Dear Welsh guy: God, please don’t be one of those quiet people who turns out to be a huge asshole when you start talking, because I don’t want to feel bad about thinking you were pretty cute.
Dear German girls: sorry I can’t hold my liquor and got quiet and weird, but at least I didn’t get really sad or mean. I wish I didn’t feel a low level of quiet resentment toward you for being pretty and apparently well-adjusted.
Dear self: I don’t know if you’re ever going to feel okay about the way you look with regards to men and how you think they perceive you. Breathe and be kind to yourself, I guess.
When I am with other young women, cool, okay. When I am with young men, okay. When I am with both, my brain typically tips into wondering how badly the young men see me compared to the other women present.

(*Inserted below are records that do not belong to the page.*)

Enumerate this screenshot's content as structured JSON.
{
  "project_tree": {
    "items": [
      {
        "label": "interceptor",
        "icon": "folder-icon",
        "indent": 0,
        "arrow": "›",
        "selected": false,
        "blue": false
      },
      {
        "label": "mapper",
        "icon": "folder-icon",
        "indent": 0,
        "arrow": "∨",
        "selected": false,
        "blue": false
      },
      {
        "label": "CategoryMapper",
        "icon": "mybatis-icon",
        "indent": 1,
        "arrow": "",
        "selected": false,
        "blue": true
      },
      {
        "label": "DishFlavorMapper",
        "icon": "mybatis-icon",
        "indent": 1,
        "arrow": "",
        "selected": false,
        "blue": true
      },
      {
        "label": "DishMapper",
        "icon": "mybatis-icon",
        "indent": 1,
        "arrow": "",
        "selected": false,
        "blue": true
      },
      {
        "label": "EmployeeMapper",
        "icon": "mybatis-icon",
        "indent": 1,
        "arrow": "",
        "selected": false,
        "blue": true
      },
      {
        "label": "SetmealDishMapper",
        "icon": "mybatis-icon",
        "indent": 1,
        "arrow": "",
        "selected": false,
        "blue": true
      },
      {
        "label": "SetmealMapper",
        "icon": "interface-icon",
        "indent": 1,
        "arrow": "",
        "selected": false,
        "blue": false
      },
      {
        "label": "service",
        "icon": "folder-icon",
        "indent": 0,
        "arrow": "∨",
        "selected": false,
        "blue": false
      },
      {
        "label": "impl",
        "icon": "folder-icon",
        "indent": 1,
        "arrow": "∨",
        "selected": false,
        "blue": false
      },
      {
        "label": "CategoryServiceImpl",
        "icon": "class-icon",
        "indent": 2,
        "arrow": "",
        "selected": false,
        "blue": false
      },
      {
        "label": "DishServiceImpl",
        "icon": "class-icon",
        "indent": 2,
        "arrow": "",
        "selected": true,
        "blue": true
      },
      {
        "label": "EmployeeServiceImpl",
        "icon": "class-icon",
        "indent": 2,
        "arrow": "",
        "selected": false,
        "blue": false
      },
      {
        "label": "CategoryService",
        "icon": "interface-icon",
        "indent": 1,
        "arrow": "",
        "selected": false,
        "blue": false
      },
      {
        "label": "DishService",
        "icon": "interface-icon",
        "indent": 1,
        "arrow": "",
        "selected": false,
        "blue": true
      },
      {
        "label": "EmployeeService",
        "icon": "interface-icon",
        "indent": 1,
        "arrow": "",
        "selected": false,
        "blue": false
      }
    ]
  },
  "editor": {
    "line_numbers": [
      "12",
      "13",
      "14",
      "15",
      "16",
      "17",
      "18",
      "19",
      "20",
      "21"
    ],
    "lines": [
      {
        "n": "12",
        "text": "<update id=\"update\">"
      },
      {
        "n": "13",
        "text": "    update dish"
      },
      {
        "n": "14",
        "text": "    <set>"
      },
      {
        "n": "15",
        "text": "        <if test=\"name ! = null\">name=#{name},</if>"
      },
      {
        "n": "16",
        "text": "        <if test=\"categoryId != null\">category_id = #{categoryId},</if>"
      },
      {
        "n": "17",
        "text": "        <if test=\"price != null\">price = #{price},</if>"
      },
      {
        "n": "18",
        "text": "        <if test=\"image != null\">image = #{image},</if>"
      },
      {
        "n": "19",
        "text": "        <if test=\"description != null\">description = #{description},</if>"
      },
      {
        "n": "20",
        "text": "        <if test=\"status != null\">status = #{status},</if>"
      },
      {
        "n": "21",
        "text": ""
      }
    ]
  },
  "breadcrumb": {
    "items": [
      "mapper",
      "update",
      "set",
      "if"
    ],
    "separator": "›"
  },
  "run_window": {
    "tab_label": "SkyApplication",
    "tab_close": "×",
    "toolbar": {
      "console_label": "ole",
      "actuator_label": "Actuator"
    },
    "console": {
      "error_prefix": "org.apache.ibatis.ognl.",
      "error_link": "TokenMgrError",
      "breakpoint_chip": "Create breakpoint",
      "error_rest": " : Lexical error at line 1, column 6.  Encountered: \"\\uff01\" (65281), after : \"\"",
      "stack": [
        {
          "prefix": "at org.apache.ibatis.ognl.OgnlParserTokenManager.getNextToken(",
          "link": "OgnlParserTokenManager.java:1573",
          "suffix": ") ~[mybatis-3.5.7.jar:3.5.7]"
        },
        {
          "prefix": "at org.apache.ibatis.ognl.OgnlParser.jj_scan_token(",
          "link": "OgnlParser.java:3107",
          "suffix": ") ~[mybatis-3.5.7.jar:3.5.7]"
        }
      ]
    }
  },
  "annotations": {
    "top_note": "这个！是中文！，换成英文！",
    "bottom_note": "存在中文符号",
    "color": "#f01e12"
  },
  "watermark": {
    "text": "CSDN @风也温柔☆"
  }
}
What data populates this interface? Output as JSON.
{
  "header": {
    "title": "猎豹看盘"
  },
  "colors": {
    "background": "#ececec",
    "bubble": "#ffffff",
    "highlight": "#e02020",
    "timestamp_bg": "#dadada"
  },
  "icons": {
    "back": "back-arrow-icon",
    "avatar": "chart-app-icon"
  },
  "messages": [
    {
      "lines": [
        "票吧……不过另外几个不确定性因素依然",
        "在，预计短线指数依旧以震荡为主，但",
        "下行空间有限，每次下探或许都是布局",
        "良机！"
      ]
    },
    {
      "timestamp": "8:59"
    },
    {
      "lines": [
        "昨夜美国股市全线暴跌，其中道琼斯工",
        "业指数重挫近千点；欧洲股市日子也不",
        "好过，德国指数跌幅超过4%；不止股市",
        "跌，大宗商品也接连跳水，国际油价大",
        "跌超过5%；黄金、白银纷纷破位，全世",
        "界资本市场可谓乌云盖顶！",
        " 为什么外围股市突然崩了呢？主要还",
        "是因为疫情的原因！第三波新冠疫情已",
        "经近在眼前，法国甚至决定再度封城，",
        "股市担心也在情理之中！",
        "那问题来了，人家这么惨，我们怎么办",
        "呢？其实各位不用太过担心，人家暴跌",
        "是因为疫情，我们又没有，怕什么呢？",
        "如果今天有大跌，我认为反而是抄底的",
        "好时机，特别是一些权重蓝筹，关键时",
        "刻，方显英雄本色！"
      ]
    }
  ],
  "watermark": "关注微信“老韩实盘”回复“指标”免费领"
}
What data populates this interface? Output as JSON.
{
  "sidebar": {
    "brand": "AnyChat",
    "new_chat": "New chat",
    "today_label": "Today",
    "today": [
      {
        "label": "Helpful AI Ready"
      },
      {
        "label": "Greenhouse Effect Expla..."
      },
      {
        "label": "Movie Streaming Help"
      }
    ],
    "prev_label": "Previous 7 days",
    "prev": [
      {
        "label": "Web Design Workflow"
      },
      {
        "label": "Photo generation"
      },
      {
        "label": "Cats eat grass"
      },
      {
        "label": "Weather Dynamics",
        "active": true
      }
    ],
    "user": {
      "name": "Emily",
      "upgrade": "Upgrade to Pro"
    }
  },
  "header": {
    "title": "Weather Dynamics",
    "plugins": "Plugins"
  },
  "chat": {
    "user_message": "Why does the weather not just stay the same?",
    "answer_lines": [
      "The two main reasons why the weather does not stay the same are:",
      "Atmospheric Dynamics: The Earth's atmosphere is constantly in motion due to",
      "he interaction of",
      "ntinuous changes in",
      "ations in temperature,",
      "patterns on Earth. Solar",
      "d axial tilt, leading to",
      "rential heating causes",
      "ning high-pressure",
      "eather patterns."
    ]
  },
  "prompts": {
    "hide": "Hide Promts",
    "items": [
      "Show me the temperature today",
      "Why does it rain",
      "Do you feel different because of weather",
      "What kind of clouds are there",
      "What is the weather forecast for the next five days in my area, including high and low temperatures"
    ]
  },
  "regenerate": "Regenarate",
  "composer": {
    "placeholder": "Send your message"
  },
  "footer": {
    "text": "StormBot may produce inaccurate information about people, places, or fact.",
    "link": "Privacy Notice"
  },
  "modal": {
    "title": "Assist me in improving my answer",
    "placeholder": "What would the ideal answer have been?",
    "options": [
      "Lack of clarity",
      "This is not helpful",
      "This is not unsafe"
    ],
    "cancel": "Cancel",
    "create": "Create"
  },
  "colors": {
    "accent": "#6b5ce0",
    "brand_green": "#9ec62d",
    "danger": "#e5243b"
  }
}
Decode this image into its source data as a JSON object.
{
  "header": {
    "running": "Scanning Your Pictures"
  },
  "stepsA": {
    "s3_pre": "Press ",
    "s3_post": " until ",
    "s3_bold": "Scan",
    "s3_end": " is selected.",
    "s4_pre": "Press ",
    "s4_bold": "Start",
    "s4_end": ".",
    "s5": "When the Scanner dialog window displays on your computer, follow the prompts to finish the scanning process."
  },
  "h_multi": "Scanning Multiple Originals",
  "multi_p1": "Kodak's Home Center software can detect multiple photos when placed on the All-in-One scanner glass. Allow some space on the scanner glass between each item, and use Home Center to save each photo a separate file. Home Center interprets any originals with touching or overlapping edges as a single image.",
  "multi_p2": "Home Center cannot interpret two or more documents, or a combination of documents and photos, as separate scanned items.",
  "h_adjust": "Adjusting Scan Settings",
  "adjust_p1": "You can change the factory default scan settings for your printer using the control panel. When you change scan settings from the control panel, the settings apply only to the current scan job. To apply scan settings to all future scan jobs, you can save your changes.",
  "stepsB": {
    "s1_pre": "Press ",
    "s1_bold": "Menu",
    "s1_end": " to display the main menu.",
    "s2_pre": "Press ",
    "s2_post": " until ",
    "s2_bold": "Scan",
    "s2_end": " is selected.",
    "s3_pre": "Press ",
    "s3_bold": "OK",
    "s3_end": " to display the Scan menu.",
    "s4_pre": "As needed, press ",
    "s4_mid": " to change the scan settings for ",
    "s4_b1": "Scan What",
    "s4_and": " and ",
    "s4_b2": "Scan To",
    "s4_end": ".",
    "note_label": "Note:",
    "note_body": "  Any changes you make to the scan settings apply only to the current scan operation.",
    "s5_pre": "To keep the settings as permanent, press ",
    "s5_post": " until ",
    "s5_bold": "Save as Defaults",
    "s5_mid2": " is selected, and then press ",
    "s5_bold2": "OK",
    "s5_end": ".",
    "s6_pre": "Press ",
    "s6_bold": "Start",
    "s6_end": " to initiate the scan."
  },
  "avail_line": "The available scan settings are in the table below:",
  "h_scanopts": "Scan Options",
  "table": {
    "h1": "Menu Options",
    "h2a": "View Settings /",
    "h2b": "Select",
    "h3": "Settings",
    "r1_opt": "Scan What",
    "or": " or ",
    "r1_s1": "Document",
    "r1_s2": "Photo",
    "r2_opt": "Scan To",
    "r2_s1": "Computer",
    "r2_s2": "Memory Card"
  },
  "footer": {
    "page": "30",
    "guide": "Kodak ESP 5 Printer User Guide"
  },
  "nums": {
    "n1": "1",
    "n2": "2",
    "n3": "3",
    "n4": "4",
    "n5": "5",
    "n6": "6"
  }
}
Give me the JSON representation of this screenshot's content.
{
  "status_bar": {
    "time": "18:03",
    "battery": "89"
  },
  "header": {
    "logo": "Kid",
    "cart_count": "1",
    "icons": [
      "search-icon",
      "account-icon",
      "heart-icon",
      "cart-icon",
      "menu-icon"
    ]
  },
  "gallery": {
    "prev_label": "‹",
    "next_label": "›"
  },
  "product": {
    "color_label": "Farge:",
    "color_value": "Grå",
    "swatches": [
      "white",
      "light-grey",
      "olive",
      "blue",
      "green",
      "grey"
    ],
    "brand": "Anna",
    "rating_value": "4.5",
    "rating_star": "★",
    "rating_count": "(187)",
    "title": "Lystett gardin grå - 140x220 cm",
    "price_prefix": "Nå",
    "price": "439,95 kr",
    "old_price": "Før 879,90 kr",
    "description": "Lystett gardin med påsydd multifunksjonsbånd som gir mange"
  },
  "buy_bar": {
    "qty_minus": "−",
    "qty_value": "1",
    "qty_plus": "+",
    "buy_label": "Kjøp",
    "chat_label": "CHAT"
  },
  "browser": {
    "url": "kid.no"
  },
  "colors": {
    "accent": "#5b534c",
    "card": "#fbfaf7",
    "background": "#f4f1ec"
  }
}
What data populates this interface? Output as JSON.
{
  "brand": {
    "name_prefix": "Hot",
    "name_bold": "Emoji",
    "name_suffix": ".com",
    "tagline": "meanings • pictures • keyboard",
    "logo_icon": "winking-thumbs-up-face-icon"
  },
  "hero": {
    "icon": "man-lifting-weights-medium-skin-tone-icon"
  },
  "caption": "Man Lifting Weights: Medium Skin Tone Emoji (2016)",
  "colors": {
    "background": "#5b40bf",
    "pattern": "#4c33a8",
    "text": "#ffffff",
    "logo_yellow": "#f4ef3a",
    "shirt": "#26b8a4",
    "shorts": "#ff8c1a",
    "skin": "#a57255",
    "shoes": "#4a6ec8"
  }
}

HOW TO FIX IT, that is the question.
So far I am less twitchy but still pretty twitchy, and I miss the Frenchman and my host and the Spanish volunteer. I am not very sure if the other girls like me much (not that I’m ever sure), but I guess it doesn’t matter, so long as we’re agreeable enough.
My hosts here are older (60-65) and they have vegetables, cattle, and pigs (and pet donkeys and pet goats and pet cats and pet dogs.)
They don’t want me to cook. I am a little sad and a little relieved.